SUPPLEMENTARY INFORMATION: Individuals claiming Social Security 
benefits or Supplemental Security Income payments may choose to hire 
representatives to assist them with their claims. If the claim is 
successful and the individual was represented either by an attorney or 
by a non-attorney representative who has met certain prerequisites, the 
Act provides that we may withhold up to 25 percent of the past-due 
benefits on the claim and use that money to pay the representative's 
approved fee directly to the representative.
    When we pay the representative's fee directly to the 
representative, we must collect from that fee payment an assessment to 
recover the costs we incur in determining and paying representatives' 
fees. The Act provides that the assessment we collect will be the 
lesser of two amounts: a specified dollar limit; or the amount 
determined by multiplying the fee we are paying by the assessment 
percentage rate. (Sections 206(d), 206(e), and 1631(d)(2) of the Act, 
42 U.S.C. 406(d), 406(e), and 1383(d)(2).)
    The Act initially set the dollar limit at $75 in 2004 and provides 
that the limit will be adjusted annually based on changes in the cost-
of-living. (Sections 206(d)(2)(A) and 1631(d)(2)(C)(ii)(I) of the Act, 
42 U.S.C. 406(d)(2)(A) and 1383(d)(2)(C)(ii)(I).) The maximum dollar 
limit for the assessment currently is $88, as we announced in the 
Federal Register on October 30, 2012 (77 FR 65754).

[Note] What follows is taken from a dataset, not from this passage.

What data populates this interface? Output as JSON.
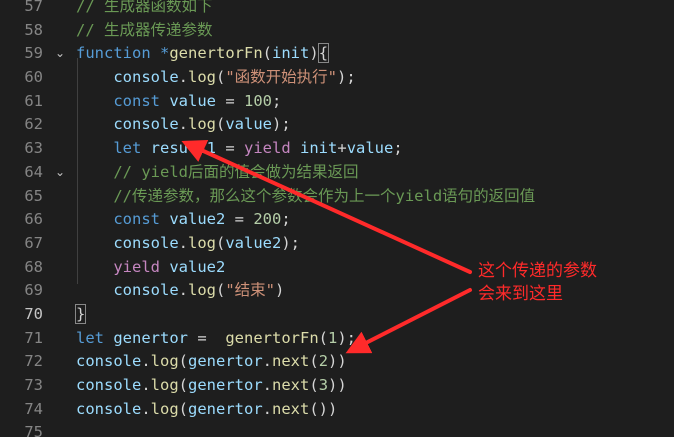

    The Act requires us each year to set the assessment percentage rate 
at the lesser of 6.3 percent or the percentage rate necessary to 
achieve full recovery of the costs we incur to determine and pay 
representatives' fees. (Sections 206(d)(2)(B)(ii) and 
1631(d)(2)(C)(ii)(II) of the Act, 42 U.S.C. 406(d)(2)(B)(ii) and 
1383(d)(2)(C)(ii)(II).)
    Based on the best available data, we have determined that the 
current rate of 6.3 percent will continue for 2013. We will continue to 
review our costs for these services on a yearly basis.

    Dated: December 21, 2012.
Tina Waddell,
Assistant Deputy Commissioner, Budget, Finance and Management.